As interest rates dropped and debt capital markets matured, issuing debt became cheaper and corporations seized this opportunity.
It’s worth noting that debt issuance was also impacted by other factors, like the maturity of the high-yield debt market and growth in non-bank lenders such as hedge funds and pension funds.
Then vs. Now
Could the U.S. see levels of capital financing similar to what happened during the ‘80s disinflation? There are many economic differences between then and now.
Consider how various indicators differed 10 months into each disinflationary period.
January 1981 | April 2023* | |
---|---|---|
Inflation Rate Annual | 11.8% | 4.9% |
Inflation Expectations Next 12 Months | 9.5% | 4.5% |
Interest Rate 10-Yr Treasury Yield | 12.6% | 3.7% |
Unemployment Rate Seasonally Adjusted | 7.5% | 3.4% |
Nominal Wage Growth Annual, Seasonally Adjusted | 9.3% | 5.0% |
After-Tax Corporate Profits As Share of Gross Value Added | 9.1% | 13.8% |
* Data for inflation expectations and interest rate is as of May 2023, data for corporate profits is as of Q4 1980 and Q1 2023. Inflation is a year-over-year inflation rate based on the Consumer Price Index. Source: Federal Reserve.
The U.S. economy is in a better position when it comes to factors like inflation, unemployment, and corporate profits.

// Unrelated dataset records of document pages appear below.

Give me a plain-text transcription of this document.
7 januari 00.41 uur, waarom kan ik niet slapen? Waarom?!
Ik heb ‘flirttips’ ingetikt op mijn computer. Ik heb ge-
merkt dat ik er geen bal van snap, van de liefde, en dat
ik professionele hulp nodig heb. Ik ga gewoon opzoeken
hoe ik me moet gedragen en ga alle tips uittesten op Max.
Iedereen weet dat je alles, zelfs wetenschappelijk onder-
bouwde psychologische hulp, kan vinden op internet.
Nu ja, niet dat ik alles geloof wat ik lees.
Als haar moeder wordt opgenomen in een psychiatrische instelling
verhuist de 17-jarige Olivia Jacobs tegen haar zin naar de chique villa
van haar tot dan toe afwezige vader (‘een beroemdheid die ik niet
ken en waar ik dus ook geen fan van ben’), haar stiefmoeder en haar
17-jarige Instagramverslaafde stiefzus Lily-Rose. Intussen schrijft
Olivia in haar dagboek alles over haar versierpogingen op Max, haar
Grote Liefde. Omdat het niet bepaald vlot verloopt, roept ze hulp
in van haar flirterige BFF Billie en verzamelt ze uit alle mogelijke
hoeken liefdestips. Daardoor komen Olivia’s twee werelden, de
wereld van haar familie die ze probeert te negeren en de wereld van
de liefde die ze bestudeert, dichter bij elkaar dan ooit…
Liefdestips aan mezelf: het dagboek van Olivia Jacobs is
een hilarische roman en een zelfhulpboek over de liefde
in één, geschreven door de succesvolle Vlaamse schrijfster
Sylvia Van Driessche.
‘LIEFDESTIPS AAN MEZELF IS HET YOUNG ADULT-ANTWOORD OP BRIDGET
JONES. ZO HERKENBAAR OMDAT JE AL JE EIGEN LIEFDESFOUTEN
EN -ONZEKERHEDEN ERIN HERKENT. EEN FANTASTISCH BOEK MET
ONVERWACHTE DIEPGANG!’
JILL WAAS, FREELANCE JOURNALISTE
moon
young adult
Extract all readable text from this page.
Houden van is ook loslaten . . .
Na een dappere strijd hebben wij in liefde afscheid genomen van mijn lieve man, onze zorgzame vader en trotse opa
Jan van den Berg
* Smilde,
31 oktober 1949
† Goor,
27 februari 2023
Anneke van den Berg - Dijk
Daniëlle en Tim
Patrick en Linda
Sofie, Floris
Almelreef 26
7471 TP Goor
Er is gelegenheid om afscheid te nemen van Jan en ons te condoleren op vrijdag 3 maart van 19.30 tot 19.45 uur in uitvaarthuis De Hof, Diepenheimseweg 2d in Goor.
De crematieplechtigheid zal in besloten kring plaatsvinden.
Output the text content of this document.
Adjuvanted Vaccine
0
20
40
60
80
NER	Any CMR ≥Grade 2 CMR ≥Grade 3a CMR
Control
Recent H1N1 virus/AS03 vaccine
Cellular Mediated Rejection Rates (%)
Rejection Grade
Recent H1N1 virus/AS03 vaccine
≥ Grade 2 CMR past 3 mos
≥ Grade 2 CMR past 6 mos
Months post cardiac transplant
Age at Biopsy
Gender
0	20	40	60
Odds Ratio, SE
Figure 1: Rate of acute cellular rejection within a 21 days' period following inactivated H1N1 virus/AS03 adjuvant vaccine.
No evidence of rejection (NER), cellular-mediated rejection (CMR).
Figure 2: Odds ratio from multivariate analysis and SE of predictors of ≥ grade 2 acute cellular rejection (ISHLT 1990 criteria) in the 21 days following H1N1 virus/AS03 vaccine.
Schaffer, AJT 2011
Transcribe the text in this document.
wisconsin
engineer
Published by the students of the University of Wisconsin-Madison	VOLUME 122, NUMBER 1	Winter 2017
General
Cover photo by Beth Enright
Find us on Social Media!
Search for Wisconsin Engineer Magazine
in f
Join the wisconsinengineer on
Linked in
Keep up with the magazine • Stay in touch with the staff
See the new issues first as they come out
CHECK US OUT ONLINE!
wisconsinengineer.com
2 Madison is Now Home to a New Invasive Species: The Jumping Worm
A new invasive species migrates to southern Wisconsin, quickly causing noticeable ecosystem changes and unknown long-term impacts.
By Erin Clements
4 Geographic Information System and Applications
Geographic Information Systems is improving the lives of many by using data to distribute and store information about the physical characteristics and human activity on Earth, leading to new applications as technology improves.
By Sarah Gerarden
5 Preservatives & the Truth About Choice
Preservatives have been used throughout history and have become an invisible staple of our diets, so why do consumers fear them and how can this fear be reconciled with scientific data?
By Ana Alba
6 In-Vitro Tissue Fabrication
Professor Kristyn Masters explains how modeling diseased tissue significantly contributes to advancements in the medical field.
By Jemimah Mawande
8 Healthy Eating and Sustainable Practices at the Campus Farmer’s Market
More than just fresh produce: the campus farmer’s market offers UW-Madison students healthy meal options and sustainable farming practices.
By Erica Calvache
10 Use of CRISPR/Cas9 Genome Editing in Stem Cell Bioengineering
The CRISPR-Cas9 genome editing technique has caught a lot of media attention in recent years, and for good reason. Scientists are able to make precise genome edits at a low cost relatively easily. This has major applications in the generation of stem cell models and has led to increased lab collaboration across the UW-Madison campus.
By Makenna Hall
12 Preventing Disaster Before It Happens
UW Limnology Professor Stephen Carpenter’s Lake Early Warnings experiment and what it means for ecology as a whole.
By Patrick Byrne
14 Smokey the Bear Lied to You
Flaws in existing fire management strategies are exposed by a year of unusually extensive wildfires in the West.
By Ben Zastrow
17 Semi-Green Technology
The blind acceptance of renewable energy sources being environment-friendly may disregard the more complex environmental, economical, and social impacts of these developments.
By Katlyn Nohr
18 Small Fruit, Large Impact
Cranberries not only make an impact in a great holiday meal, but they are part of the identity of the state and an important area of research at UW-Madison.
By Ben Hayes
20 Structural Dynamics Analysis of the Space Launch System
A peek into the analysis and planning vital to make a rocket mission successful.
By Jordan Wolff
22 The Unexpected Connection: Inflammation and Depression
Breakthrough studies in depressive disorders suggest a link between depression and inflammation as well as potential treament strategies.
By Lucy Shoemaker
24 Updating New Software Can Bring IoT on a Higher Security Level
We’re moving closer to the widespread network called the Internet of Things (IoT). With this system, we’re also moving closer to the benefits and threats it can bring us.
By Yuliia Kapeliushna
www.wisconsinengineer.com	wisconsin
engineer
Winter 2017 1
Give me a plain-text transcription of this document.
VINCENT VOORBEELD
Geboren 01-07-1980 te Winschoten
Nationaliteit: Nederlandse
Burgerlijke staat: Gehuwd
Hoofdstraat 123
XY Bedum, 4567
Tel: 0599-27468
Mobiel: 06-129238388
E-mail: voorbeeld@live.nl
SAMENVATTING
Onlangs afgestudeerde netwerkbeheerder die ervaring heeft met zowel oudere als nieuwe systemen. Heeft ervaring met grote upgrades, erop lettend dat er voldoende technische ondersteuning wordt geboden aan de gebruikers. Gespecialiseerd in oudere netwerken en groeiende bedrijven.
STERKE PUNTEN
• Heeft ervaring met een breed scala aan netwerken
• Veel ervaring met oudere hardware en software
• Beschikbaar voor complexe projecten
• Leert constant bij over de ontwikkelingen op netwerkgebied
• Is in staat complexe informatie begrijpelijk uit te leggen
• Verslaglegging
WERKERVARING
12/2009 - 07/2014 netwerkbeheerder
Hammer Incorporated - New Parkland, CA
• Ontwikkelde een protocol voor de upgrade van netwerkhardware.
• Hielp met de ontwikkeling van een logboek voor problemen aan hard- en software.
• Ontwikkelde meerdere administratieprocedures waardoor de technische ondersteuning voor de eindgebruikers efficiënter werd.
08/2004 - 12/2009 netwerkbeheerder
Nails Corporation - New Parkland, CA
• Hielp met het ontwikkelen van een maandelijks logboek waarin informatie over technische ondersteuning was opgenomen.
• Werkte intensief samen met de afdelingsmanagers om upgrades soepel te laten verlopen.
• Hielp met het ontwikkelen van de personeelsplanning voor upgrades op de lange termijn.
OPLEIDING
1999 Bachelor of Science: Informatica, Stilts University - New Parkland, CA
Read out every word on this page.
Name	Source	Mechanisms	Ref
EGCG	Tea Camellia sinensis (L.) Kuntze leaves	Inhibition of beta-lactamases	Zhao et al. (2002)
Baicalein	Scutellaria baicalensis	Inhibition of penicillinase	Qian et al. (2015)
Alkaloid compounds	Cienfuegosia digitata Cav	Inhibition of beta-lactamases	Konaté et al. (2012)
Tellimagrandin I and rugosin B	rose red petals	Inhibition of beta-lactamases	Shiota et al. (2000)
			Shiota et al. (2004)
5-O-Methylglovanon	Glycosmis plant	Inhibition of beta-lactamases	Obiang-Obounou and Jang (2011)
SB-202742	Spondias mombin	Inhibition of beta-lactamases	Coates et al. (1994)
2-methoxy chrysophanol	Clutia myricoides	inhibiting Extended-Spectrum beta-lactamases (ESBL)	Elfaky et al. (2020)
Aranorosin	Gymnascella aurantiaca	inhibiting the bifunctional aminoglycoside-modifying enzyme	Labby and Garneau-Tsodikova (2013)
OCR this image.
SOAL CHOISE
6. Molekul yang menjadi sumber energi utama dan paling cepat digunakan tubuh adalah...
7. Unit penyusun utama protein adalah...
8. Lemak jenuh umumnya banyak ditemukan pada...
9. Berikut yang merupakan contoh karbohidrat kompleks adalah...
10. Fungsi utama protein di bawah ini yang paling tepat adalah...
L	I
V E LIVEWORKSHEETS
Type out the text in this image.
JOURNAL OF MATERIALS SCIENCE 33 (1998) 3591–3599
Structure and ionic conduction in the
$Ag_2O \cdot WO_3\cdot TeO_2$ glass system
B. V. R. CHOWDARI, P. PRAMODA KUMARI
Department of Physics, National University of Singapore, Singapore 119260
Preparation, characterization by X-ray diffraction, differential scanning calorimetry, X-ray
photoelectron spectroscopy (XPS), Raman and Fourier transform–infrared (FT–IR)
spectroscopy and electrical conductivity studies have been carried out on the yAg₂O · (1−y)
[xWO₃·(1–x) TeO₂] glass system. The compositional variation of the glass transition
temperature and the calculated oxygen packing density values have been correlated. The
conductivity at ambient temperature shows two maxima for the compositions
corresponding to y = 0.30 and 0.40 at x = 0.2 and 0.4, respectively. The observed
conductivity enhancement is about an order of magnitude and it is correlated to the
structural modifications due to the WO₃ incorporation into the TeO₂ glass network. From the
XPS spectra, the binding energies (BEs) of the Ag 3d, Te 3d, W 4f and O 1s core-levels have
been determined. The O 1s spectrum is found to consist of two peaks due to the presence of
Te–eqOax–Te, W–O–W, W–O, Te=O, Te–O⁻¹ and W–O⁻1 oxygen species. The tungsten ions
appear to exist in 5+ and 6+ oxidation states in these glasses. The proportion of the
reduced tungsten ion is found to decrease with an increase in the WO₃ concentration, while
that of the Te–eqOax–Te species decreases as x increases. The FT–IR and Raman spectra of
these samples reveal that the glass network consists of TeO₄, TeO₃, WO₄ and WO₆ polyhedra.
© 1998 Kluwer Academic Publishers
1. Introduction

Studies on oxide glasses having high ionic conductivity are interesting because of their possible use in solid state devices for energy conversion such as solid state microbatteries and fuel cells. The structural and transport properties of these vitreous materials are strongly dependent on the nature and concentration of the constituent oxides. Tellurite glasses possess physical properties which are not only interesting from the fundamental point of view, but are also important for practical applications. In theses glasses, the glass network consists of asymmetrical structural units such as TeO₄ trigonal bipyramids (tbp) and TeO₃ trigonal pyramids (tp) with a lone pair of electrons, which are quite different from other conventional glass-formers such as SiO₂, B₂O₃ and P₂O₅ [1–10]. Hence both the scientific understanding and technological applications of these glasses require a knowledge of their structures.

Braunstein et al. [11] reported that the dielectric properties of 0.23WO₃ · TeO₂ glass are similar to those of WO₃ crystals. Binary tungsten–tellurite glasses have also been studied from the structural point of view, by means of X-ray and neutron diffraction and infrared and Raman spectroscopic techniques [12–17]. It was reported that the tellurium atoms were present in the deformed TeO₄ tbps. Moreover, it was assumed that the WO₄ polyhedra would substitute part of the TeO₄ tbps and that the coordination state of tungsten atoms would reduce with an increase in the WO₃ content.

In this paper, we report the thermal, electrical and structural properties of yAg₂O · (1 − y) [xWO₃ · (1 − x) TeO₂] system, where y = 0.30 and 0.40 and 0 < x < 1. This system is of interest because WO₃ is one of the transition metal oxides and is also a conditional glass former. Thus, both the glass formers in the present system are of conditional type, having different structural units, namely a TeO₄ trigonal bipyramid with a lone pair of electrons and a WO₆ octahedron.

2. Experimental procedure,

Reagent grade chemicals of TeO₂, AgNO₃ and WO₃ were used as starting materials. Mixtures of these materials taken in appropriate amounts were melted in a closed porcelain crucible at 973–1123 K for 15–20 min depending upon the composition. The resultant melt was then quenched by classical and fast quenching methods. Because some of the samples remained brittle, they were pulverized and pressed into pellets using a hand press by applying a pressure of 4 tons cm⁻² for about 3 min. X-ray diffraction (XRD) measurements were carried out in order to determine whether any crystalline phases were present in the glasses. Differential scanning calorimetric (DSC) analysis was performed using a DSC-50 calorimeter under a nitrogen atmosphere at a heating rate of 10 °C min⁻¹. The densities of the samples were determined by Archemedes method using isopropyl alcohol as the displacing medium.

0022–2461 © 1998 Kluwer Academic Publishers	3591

On the other hand, fears of an upcoming recession and turmoil in the banking sector have led to volatility.
What to Consider During Disinflation
Amid uncertainty in financial markets, lenders and investors may be more cautious. Companies will need to be strategic about how they approach capital financing.
- High-quality, profitable companies could be well positioned for IPOs as investors are placing more focus on cash flow.
- High-growth companies could face fewer options as lenders become more selective and could consider alternative forms of equity and private debt.
- Companies with lower credit ratings could find debt more expensive as lenders charge higher rates to account for market volatility.
In uncertain times, it’s critical for businesses to work with the right advisor to find—and take advantage of—financing opportunities.